There is no legal solution to conflicts in Africa, but certainly there can be no solution without justice. At the heart of this debate is the nature of African states, African political forces and interventions by the international community. With states that are strong in terms of the wrong functions such as repression, intimidation, and deception, and at the same time weak in regard to the right functions, mainly in ensuring human security of their population, the contention between ICC and Africa will remain until such time as responsive governance systems are established in Africa. Similarly, the mobilization of political parties and rebel groups on undemocratic and sectarian platforms, such as ethnicity and religion, will lead to violence and brutal political changes in Africa. Similarly, due to the undemocratic nature of the UNSC, the double standards practiced in international relations as well as national and corporate interests, international interventions will continue to misuse and abuse the UN and other regional systems for their own advantage. To keep the ICC at bay and address the fear of misuse of the ICC by dominant powers, African states must first totally reject impunity and establish national and regional mechanisms that will ensure accountability even at the highest levels of office.
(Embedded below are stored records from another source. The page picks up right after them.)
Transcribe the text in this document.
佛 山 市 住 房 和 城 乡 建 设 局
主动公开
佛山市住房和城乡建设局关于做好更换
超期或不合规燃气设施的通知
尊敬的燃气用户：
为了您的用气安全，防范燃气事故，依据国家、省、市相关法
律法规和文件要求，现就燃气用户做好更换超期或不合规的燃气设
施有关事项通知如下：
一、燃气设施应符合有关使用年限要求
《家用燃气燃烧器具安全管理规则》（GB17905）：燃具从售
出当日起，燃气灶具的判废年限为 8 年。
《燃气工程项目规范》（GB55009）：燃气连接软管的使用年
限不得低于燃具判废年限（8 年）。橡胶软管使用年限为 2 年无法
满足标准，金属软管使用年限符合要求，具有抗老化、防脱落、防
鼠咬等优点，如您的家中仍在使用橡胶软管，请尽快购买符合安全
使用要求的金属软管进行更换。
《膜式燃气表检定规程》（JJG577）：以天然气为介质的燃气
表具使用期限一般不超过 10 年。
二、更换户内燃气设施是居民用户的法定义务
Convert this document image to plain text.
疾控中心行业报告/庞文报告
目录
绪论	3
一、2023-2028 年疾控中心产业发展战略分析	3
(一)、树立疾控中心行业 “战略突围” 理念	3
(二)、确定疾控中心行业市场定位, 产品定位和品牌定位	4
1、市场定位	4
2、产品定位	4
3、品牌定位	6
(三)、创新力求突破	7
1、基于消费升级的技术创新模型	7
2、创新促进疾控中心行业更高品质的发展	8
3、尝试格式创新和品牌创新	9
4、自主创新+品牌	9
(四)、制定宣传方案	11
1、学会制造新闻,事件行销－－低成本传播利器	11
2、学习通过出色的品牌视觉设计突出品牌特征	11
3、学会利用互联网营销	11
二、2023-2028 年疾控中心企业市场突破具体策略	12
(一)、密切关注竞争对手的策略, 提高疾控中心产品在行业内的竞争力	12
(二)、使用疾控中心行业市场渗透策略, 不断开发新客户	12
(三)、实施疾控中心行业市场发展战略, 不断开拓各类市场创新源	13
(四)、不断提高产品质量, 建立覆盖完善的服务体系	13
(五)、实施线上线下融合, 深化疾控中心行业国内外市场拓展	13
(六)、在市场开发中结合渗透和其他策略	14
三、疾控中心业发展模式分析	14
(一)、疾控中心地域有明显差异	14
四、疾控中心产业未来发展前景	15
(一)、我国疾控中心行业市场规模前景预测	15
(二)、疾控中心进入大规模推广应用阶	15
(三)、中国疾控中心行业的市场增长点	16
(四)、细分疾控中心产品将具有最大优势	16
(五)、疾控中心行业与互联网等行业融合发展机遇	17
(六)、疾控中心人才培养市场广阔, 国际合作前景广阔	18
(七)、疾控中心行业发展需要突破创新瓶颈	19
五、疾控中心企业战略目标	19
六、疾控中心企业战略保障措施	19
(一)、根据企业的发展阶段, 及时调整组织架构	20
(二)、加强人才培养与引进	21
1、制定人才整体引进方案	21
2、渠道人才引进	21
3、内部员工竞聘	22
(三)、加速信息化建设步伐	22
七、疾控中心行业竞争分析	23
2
Thus, the solution to the current challenges affecting relations between ICC and AU may require a generational shift of attitude on the part of African leaders and more understanding, credibility and scrupulousness on the part of the ICC. Such a change of attitude will not come unless the ICC and its statute are amended to address some fundamental questions including the referral and deferral powers of the UNSC; the issue of double standards in the application of justice with a focus only on Africans; the peace-justice dilemma during ongoing conflicts and the place of transitional justice mechanisms; and the application of the principle of complementarity when a country or a regional mechanism attempts to address impunity.

 

 


 

Ed’s Note: Former Legal Expert at the AU and a specialist in human rights and humanitarian law, Dr. Mehari Taddele Maru is an international consultant on African Union affairs, and an expert in Public Policy and Administration, Management and Peace and Security as well as Migration. He serves as freelance strategist on peace and security, political and migration issues. Adjunct Assistant Professor at Centre for Federal Studies of Addis Abeba University, he lectures at NATO Defense College (Italy), UN Institute for Economic Development and Planning (Senegal), and African Center for Strategic Studies (USA).